Quarrying at Kaziranga- a world heritage site

Industry told to stay away from Kaziranga

A rhino at Kaziranga National Park
The National Green Tribunal has directed the state government not to grant permission to any new stone-crushing unit and other industrial units within the no-development zone of Kaziranga National Park.
The bench of the National Green Tribunal comprising chairman Justice A.S. Naidu and expert member G.K. Pandey also directed the state authorities not to renew the permission granted to stone-crusher units and other units which are functioning in the vicinity of the Kaziranga National Park till further orders.
The order was issued yesterday in which it has directed the  ministry of environment and forests to file its reply before February 29 as it is a case where important questions pertaining to Kaziranga and in view of the prayer made, the reply of the ministry is very much necessary.
The interim order came as a result of an application filed by local resident Rohit Choudhury who approached the tribunal following blatant violation of the eco-sensitive area notification issued by ministry of environment and forests.
The tribunal was set up in 2010 for effective and expeditious disposal of cases relating to environmental protection and conservation of forests.
Choudhury who had filed an RTI on the total number of licences issued by director Kaziranga National Park was informed that licences were issued to 19 stone-crushing companies. There are 10 units which are situated within 5km of the national park.
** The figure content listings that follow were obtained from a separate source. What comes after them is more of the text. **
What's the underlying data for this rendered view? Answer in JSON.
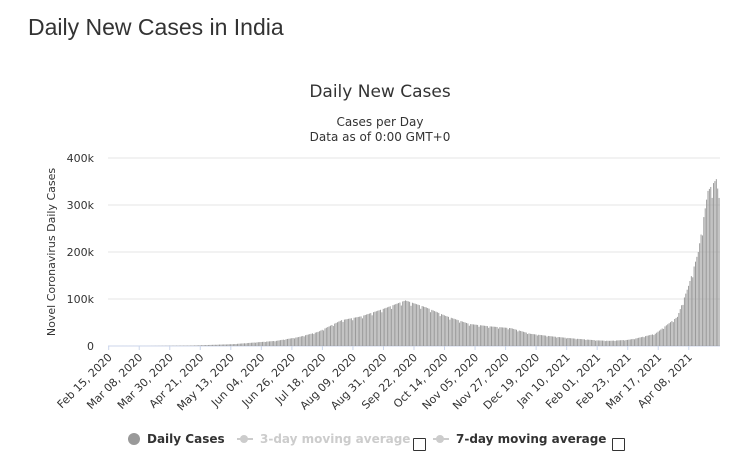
{
  "page": {
    "title": "Daily New Cases in India"
  },
  "chart_data": {
    "type": "bar",
    "title": "Daily New Cases",
    "subtitle_lines": [
      "Cases per Day",
      "Data as of 0:00 GMT+0"
    ],
    "xlabel": "",
    "ylabel": "Novel Coronavirus Daily Cases",
    "ylim": [
      0,
      400000
    ],
    "y_ticks": [
      "400k",
      "300k",
      "200k",
      "100k",
      "0"
    ],
    "x_tick_labels": [
      "Feb 15, 2020",
      "Mar 08, 2020",
      "Mar 30, 2020",
      "Apr 21, 2020",
      "May 13, 2020",
      "Jun 04, 2020",
      "Jun 26, 2020",
      "Jul 18, 2020",
      "Aug 09, 2020",
      "Aug 31, 2020",
      "Sep 22, 2020",
      "Oct 14, 2020",
      "Nov 05, 2020",
      "Nov 27, 2020",
      "Dec 19, 2020",
      "Jan 10, 2021",
      "Feb 01, 2021",
      "Feb 23, 2021",
      "Mar 17, 2021",
      "Apr 08, 2021"
    ],
    "grid": true,
    "legend_position": "bottom-center",
    "bar_color": "#999999",
    "series": [
      {
        "name": "Daily Cases",
        "x_start": "Feb 15, 2020",
        "x_end": "Apr 30, 2021",
        "interval": "daily",
        "anchors": [
          [
            "Feb 15, 2020",
            0
          ],
          [
            "Mar 15, 2020",
            100
          ],
          [
            "Apr 15, 2020",
            1000
          ],
          [
            "May 15, 2020",
            4000
          ],
          [
            "Jun 15, 2020",
            11000
          ],
          [
            "Jul 01, 2020",
            19000
          ],
          [
            "Jul 15, 2020",
            30000
          ],
          [
            "Aug 01, 2020",
            55000
          ],
          [
            "Aug 15, 2020",
            63000
          ],
          [
            "Sep 01, 2020",
            80000
          ],
          [
            "Sep 16, 2020",
            97000
          ],
          [
            "Oct 01, 2020",
            82000
          ],
          [
            "Oct 15, 2020",
            64000
          ],
          [
            "Nov 01, 2020",
            47000
          ],
          [
            "Nov 15, 2020",
            42000
          ],
          [
            "Dec 01, 2020",
            38000
          ],
          [
            "Dec 15, 2020",
            26000
          ],
          [
            "Jan 01, 2021",
            20000
          ],
          [
            "Jan 15, 2021",
            16000
          ],
          [
            "Feb 01, 2021",
            12000
          ],
          [
            "Feb 10, 2021",
            11000
          ],
          [
            "Feb 23, 2021",
            13000
          ],
          [
            "Mar 01, 2021",
            16000
          ],
          [
            "Mar 15, 2021",
            26000
          ],
          [
            "Mar 31, 2021",
            62000
          ],
          [
            "Apr 08, 2021",
            128000
          ],
          [
            "Apr 15, 2021",
            200000
          ],
          [
            "Apr 22, 2021",
            330000
          ],
          [
            "Apr 28, 2021",
            355000
          ],
          [
            "Apr 30, 2021",
            315000
          ]
        ]
      }
    ]
  },
  "legend": {
    "items": [
      {
        "label": "Daily Cases",
        "active": true
      },
      {
        "label": "3-day moving average",
        "active": false
      },
      {
        "label": "7-day moving average",
        "active": true
      }
    ]
  },
  "colors": {
    "text": "#333333",
    "grid": "#e6e6e6",
    "bar": "#999999",
    "legend_inactive": "#cccccc"
  }
}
Of these 10 units, nine have been granted licences in 2011 which were valid till December 31 last year.
Of the remaining nine units which are situated between 5km and 10km of Kaziranga, seven have been granted licences in 2011 which were valid till December 2011.
Each of the 19 units has been granted pollution-clearance certificates.
The ministry of environment and forests in its reply to the RTI application said its wildlife division did not have any information on the stone-crushing units and no clearances had been granted in the vicinity of the national park.
The ministry in 1996 had issued a notification earmarking an area of 15km from Numaligarh Refinery as a “no-development zone”. The ministry had forwarded the query to its pollution control division which said that a stone crusher may not require environmental clearances under the Environment (Protection) Act, 1986.
The replies from the wildlife division and pollution control division of the ministry did not make any reference to the ministry’s own notification (1996) which requires its approval before any unit leading to pollution is set up in the no-development zone.
In 2010, an independent team was constituted by the National Tiger Conservation Authority of India to look into the complaints made against environmental degradation in the hill areas of Karbi Anglong near Kaziranga.
The team had found several stone-crushing machines next to the forest area and inside the reserve forest under the Dolamara range of Karbi Anglong.